There are of course other things that would apply to any project. Good project management to ensure that you understand the critical path, with clear milestones to avoid doing too many things at once. A clear idea of how you will finance the project beyond the immediate next steps. A good comms team to explain what you are doing. This is perhaps more important than you might normally expect because of the potential complexity of this type of project.

One other thing that I would emphasize based on CMCL’s experience in CReDo is the importance of synthetic data which provides a way to support public dissemination of the project. It also provides a mechanism to show worked examples of things within the project team, not all of whom may have permission to see sensitive data. There are benefits to developing and testing solutions without the constraints imposed by sensitive data. This could range from starting work to developing code while data license arrangements are still being negotiated, to testing mocked-up products with prospective users. One caveat is to be careful of relying too heavily on synthetic data for testing code because the real world is bound to throw up the occasional surprise.
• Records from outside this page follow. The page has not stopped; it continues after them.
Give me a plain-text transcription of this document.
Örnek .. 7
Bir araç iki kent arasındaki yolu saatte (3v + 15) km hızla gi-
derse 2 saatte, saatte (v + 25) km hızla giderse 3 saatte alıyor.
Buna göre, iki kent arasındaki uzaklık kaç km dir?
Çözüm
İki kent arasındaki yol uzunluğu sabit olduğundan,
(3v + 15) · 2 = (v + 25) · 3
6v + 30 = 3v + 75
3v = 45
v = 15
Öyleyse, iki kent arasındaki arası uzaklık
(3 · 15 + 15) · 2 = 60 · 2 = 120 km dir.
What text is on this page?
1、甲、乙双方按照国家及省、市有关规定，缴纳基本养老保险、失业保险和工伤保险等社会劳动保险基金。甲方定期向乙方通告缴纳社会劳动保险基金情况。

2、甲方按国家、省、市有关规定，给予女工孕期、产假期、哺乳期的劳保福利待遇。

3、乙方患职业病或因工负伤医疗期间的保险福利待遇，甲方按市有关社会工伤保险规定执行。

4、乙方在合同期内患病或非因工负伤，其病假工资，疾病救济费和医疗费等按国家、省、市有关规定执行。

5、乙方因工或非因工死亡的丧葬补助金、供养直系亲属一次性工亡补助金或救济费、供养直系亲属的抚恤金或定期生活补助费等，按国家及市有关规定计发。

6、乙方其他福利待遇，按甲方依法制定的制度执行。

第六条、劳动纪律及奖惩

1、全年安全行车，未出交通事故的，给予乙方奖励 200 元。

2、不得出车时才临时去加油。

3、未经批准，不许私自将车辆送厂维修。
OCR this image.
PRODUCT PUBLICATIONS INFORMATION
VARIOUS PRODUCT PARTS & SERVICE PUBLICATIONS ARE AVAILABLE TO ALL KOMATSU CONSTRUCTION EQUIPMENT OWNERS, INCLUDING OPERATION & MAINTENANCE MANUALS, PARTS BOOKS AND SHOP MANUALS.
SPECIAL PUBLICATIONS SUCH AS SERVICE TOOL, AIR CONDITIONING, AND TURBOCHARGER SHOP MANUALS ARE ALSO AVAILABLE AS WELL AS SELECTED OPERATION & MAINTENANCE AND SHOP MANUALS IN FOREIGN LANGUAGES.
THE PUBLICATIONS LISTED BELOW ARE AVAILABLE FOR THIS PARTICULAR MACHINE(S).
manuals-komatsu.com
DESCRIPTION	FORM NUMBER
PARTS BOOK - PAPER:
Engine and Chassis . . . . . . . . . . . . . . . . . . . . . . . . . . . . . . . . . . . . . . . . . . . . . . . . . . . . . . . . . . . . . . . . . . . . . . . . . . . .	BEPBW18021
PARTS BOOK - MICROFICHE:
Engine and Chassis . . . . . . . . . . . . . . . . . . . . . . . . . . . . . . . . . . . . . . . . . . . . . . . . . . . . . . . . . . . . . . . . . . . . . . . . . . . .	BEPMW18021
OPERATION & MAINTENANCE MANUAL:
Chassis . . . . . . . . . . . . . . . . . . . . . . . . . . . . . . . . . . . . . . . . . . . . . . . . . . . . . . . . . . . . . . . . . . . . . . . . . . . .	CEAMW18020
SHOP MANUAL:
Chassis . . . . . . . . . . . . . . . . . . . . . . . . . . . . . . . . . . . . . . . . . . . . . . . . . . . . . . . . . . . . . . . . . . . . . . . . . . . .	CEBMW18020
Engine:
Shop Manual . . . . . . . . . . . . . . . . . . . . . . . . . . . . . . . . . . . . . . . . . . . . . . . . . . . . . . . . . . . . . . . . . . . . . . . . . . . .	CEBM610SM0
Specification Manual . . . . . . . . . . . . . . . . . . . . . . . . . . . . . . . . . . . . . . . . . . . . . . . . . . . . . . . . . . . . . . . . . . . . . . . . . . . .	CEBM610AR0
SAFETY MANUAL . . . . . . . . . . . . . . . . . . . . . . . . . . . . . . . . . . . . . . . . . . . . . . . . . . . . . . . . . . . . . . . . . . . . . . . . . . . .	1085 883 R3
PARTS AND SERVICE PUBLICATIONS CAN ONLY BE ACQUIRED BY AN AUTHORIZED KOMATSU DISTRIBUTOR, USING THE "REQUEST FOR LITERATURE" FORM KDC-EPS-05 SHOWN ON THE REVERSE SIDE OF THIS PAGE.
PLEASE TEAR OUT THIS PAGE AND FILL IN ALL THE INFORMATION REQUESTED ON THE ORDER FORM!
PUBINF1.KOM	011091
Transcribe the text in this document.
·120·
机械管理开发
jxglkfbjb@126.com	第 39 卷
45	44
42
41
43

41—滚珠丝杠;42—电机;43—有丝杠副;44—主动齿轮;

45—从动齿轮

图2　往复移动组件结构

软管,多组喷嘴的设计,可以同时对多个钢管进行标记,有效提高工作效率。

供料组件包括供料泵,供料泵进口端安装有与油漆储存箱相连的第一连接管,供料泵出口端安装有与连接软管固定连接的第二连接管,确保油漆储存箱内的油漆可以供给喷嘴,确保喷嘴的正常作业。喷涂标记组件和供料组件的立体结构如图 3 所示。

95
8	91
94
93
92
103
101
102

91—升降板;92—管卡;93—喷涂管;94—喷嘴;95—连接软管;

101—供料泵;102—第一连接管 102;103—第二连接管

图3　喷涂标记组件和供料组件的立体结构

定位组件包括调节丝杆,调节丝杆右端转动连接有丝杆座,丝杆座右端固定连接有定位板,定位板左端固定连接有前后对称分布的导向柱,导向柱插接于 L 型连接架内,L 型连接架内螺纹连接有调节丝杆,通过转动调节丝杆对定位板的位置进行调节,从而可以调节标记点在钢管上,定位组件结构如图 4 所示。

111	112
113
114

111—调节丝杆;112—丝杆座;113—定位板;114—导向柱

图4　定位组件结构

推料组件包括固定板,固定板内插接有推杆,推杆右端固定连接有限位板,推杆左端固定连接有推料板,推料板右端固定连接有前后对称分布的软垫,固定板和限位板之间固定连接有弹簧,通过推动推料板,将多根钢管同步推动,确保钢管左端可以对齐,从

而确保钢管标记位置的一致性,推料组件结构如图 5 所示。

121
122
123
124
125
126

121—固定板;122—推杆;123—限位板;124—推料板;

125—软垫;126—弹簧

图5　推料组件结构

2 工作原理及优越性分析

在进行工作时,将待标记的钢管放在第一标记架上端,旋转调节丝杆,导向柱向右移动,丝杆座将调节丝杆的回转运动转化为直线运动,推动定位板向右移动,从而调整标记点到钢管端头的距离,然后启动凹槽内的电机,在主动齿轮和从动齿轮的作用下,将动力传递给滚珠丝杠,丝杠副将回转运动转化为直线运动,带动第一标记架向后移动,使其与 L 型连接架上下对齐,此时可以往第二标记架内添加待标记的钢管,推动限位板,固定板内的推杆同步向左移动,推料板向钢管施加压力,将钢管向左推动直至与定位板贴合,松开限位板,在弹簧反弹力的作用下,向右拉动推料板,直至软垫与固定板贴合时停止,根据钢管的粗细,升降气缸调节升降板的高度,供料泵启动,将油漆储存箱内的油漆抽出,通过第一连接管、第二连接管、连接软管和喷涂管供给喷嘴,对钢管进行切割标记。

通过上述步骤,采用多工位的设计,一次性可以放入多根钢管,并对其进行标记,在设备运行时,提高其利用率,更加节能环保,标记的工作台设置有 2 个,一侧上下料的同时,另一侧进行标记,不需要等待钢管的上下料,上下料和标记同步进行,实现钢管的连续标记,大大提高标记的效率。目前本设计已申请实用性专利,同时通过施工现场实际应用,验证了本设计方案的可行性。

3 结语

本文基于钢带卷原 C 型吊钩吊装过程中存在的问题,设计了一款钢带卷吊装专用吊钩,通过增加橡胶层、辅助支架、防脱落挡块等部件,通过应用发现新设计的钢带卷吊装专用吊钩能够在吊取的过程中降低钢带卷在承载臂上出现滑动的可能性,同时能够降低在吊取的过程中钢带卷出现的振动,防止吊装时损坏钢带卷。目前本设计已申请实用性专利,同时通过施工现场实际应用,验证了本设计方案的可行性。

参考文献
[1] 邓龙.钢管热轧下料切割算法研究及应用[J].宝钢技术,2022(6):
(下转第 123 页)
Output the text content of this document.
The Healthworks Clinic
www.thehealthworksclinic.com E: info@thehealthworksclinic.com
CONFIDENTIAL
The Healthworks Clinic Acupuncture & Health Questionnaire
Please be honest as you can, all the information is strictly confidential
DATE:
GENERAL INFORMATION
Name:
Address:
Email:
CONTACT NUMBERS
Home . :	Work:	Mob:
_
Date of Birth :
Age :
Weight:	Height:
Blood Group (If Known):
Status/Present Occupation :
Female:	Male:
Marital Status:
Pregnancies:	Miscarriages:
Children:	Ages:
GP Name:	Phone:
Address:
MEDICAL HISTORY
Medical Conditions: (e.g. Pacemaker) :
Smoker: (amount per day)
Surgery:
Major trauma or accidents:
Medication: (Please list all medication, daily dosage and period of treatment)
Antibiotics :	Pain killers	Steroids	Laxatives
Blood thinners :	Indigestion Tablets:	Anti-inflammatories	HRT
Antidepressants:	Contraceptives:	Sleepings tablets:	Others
The final thing that I would like to mention is trust. CReDo has enormously benefitted from having assembled a fantastic and effective team. One of the key elements of this effectiveness is the trust that has been developed within the team. The building of trust is a process, and it takes time. It is perhaps no coincidence that the CReDo project has proceeded via discrete (12 month) stages, allowing time for the trust to develop, and building the confidence of the team to undertake more ambitious challenges together.